An Interview with Professor Holly Schroth
Millennials are everywhere: they’re graduating college, starting to buy their first houses, taking over your Facebook feed, and of course, entering the workforce. They bring new perspectives and different expectations of the work environment, but many companies aren’t ready for all of this change. Luckily, Berkeley Executive Education Professor Holly Schroth knows what organizations can do to address this.
Holly Schroth, Ph.D. is a Distinguished Teaching Fellow and Senior Lecturer (Continuing) at the Haas School of Business, UC Berkeley. She teaches topics such as Negotiation and Conflict Resolution, Power and Influence, and Strategic Communications. Dr. Schroth is the Program Director of both our #ManagingMillennials: Unleash the Power of the Millennial Workforce and the Negotiation and Influence programs. We recently spoke to Dr. Schroth about millennials in the workplace.
EXEC ED: How did you get interested in studying millennials?
SCHROTH: Many of my clients, both large and small, kept asking me how they could be more effective working with the millennial generation. I realized that many of the challenges they were experiencing were not unique to just them and that there were solutions based on applied social psychology that could benefit all generations in the workplace.
EXEC ED: What do you see as the biggest challenge companies are facing today regarding millennials?
SCHROTH: The biggest challenge is helping millennials learn how to work in ambiguity. This is the checklist generation where everything has been clearly spelled out for them and the business world doesn't give them a syllabus and rubric to work from.
EXEC ED: What is the best advice you can give a millennial when they take a new job?
SCHROTH: Understand the boss's expectations and demonstrate competency on all tasks no matter how menial you may think they are.
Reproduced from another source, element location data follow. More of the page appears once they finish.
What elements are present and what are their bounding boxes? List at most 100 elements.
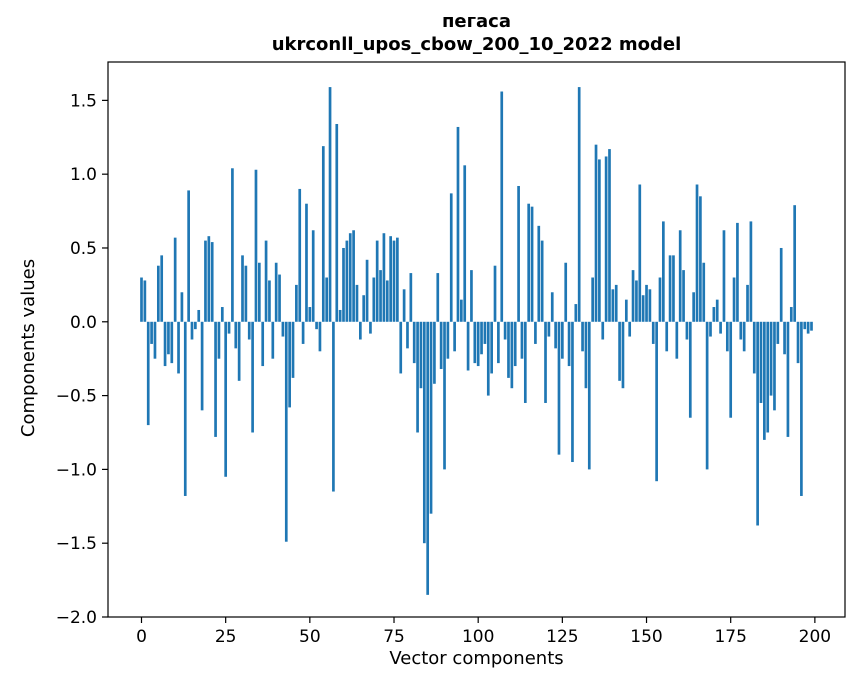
bar bbox=[699, 196, 702, 322]
bar bbox=[776, 321, 780, 344]
bar bbox=[385, 280, 389, 322]
bar bbox=[789, 307, 793, 322]
bar bbox=[177, 321, 180, 374]
bar bbox=[392, 240, 396, 322]
bar bbox=[786, 321, 790, 437]
bar bbox=[773, 321, 776, 411]
bar bbox=[618, 321, 621, 381]
bar bbox=[422, 321, 426, 544]
bar bbox=[241, 255, 244, 322]
bar bbox=[725, 321, 729, 352]
x-tick-label: 25 bbox=[215, 627, 237, 647]
bar bbox=[156, 265, 160, 322]
bar bbox=[641, 295, 645, 322]
bar bbox=[443, 321, 446, 470]
bar bbox=[651, 321, 655, 344]
bar bbox=[308, 307, 312, 322]
x-tick-label: 100 bbox=[462, 627, 494, 647]
chart-title-line1: пегаса bbox=[441, 11, 511, 32]
bar bbox=[220, 307, 224, 322]
bar bbox=[234, 321, 238, 349]
bar bbox=[200, 321, 204, 411]
bar bbox=[399, 321, 403, 374]
bar bbox=[702, 262, 706, 322]
bar bbox=[379, 270, 382, 322]
bar bbox=[311, 230, 315, 322]
bar bbox=[486, 321, 490, 396]
bar bbox=[140, 277, 143, 322]
bar bbox=[530, 206, 534, 322]
bar bbox=[598, 159, 601, 322]
bar bbox=[587, 321, 591, 470]
bar bbox=[497, 321, 500, 364]
bar bbox=[396, 237, 399, 322]
bar bbox=[318, 321, 322, 352]
bar bbox=[160, 255, 164, 322]
bar bbox=[662, 221, 665, 322]
bar bbox=[752, 321, 756, 374]
bar bbox=[146, 321, 150, 426]
bar bbox=[264, 240, 268, 322]
y-tick-label: −0.5 bbox=[56, 387, 97, 407]
y-tick-label: 0.0 bbox=[70, 313, 97, 333]
bar bbox=[567, 321, 571, 367]
bar bbox=[682, 270, 685, 322]
bar bbox=[328, 87, 332, 322]
bar bbox=[584, 321, 588, 389]
bar bbox=[456, 126, 460, 322]
bar bbox=[359, 321, 362, 340]
bar bbox=[520, 321, 524, 359]
bar bbox=[180, 292, 184, 322]
bar bbox=[466, 321, 470, 371]
bar bbox=[715, 299, 719, 322]
bar bbox=[173, 237, 177, 322]
bar bbox=[342, 247, 345, 322]
bar bbox=[712, 307, 716, 322]
x-tick-label: 150 bbox=[630, 627, 662, 647]
bar bbox=[601, 321, 605, 340]
bar bbox=[675, 321, 679, 359]
bar bbox=[274, 262, 278, 322]
bar bbox=[517, 185, 520, 322]
bar bbox=[348, 233, 352, 322]
bar bbox=[190, 321, 194, 340]
bar bbox=[739, 321, 743, 340]
bar bbox=[806, 321, 810, 334]
bar bbox=[624, 299, 628, 322]
bar bbox=[756, 321, 759, 526]
bar bbox=[291, 321, 295, 378]
bar bbox=[150, 321, 153, 344]
bar bbox=[611, 289, 615, 322]
bar bbox=[352, 230, 355, 322]
bar bbox=[800, 321, 803, 496]
bar bbox=[749, 221, 753, 322]
bar bbox=[796, 321, 800, 364]
bar bbox=[429, 321, 433, 514]
bar bbox=[473, 321, 477, 364]
bar bbox=[685, 321, 689, 340]
bar bbox=[621, 321, 625, 389]
bar bbox=[244, 265, 248, 322]
bar bbox=[557, 321, 561, 455]
bar bbox=[534, 321, 537, 344]
bar bbox=[214, 321, 217, 437]
x-tick-label: 0 bbox=[136, 627, 147, 647]
bar bbox=[470, 270, 473, 322]
bar bbox=[389, 236, 392, 322]
x-tick-label: 75 bbox=[383, 627, 405, 647]
bar bbox=[513, 321, 517, 367]
bar bbox=[540, 240, 544, 322]
bar bbox=[167, 321, 170, 355]
bar bbox=[692, 292, 695, 322]
bar bbox=[372, 277, 376, 322]
bar bbox=[810, 321, 813, 331]
bar bbox=[163, 321, 167, 367]
y-tick-label: −1.5 bbox=[56, 534, 97, 554]
x-tick-label: 175 bbox=[714, 627, 746, 647]
bar bbox=[779, 247, 783, 322]
bar bbox=[665, 321, 669, 352]
bar bbox=[170, 321, 174, 364]
bar bbox=[207, 236, 211, 322]
bar bbox=[463, 165, 467, 322]
bar bbox=[217, 321, 221, 359]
Once you are considered a reliable source of performance, your boss will give you more interesting and challenging tasks but before then, you must prove yourself.
EXEC ED: What does research say makes a millennial happy at work?
SCHROTH: The research says that millennials want a boss who acts as a coach. This is a skill that will greatly benefit managers because not only will their millennials employees respond positively, but coaching greatly improves performance.
EXEC ED: What is the typical style of work that’s preferred by millennials?
SCHROTH: There is a conflict here because research shows they want interesting work but not the responsibility that goes with that level of work.
EXEC ED: What kind of issues are you seeing in your research about communication between a multi-generational workforce?
SCHROTH: Millennials prefer text over all other forms of communication. However, text is not always the most appropriate form of communication so managers have to coach their millennial employees on when to best use the different forms of communication and how often to communicate.
EXEC ED: One of the defining principles here at Berkeley Executive Education is to question the “status quo” how does that principle relate to working with millennials?
SCHROTH: The millennial generation brings new ideas to the workplace that can improve the workplace culture and efficiency. Change can be difficult but all parties can benefit from new ideas and practices.
EXEC ED: What’s the best way for employers establish clear expectations?
SCHROTH: Setting mutual expectations is a key to the successful onboarding of any new employee. It is best to sit down with the new employee and not only give a realistic job preview but go into great detail about your expectations for the employee. It is also helpful to understand any expectations your employee will have of you.
EXEC ED: How can companies get millennials to stay?
SCHROTH: Research shows the employees will stay when they feel that their boss is interested in developing them. The culture attracts the millennials but having a manager who coaches and gives them opportunities to further develop their skill set keeps them around, even if the company is facing its own challenges.
EXEC ED: What skills can you give bosses and millennials to make communication better?
SCHROTH: It is about setting those mutual expectations for when to use what communication medium and how often to communicate. In addition, it should be addressed how quickly to expect a reply. Millennials tend to expect a reply in minutes but the boss may not reply for hours if at all if it is not deemed important.
EXEC ED: You’re teaching the Berkeley Executive Education #ManagingMillennials program. Why are you excited about the program and what do you think participants will get from this program?
SCHROTH: I am excited about #ManagingMilennials because it benefits companies immediately to put in place the best practices we discuss. The program is based on social psychology and I always enjoy helping people understand the underlying social psychological reason why the dynamics are occurring.
EXEC ED: What elements did you think were most important to include when designing this program?
SCHROTH: #ManagingMillennials is a combination of some of our most popular MBA courses: organizational behavior, negotiation and conflict resolution, power and influence, communicating as a leader all tied together by research in social psychology.
EXEC ED: Why did you feel that there was a need to design a program like this today?
SCHROTH: We have so much diversity in the workplace, these skills improve interactions among everyone in the workplace and are not just limited to generational challenges. There are so many articles about conflict in the workplace, #ManagingMillennials addresses the underlying reasons why but also gives realistic, solutions to implement.